A QR Code has a version range from 1 to 40. This information tells about how much data is stored within it. Version 40 has 177 rows and 177 columns (in some decimation called 'modules') for 31,329 pixels. It should be immediately clear at this point that this is the hypothetical maximum that doesn't take into account the error correcting or any of the other infrastructure of the QR code itself.
Once error correcting, infrastructure (the fixed patterns, for amount of error correction, targeting, frequency, mask patterns and such) and minimal error correcting get added, this is maxes out at 23,648 bits (2956 bytes - high level error correcting on version for is 10,208 bits 1276 bytes).
A version 40 barcode with 1276 bytes of data:

Once you get into the high capacity barcode area, you get into color 2d barcodes. The back and white barcode technology tends to max out fairly quickly (data matrix can only hold 2,335 alphanumeric characters (not bytes)).
To go beyond the size limitations of version 40 in a QR code, one can used the Structured Append (encoding mode 0011), though a quick search of various QR code reading libraries suggests that it is not something that any of them support.
A not uncommon approach for an alternative is instead to store a tag of data in the barcode which then references an online resource that has the full information. Note that this works poorly in offline situations.

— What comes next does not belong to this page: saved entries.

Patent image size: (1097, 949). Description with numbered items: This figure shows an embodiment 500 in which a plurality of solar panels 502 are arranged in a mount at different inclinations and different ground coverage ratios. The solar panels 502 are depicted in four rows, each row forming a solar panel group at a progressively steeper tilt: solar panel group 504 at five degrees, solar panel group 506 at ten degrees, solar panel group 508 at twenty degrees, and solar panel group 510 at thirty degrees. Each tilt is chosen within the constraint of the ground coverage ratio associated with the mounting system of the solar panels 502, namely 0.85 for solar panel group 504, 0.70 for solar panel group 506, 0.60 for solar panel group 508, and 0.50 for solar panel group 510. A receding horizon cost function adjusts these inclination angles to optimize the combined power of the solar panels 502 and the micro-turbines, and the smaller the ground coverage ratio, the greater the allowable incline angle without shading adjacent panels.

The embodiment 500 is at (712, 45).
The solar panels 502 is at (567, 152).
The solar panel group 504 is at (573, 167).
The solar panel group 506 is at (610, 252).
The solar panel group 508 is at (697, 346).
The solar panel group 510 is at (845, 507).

For dealing with much smaller chunks of data (300 bytes), 2400 bits of data can fit into a low error correcting version 11 QR code (it has 2592 bits of data to use for 321 bytes)

At this point, with lots more data space between version 11 and version 40, there are a number of encoding options if there are difficulties of getting the byte[]
out of the data. One could encode it in the alphanumeric character set that QR code allows (44 characters designed for web addresses - 11 bits for 2 characters in versions 10-26), or numeric (12 bits for 3 digits in versions 10-26) as the two easiest ones to work with.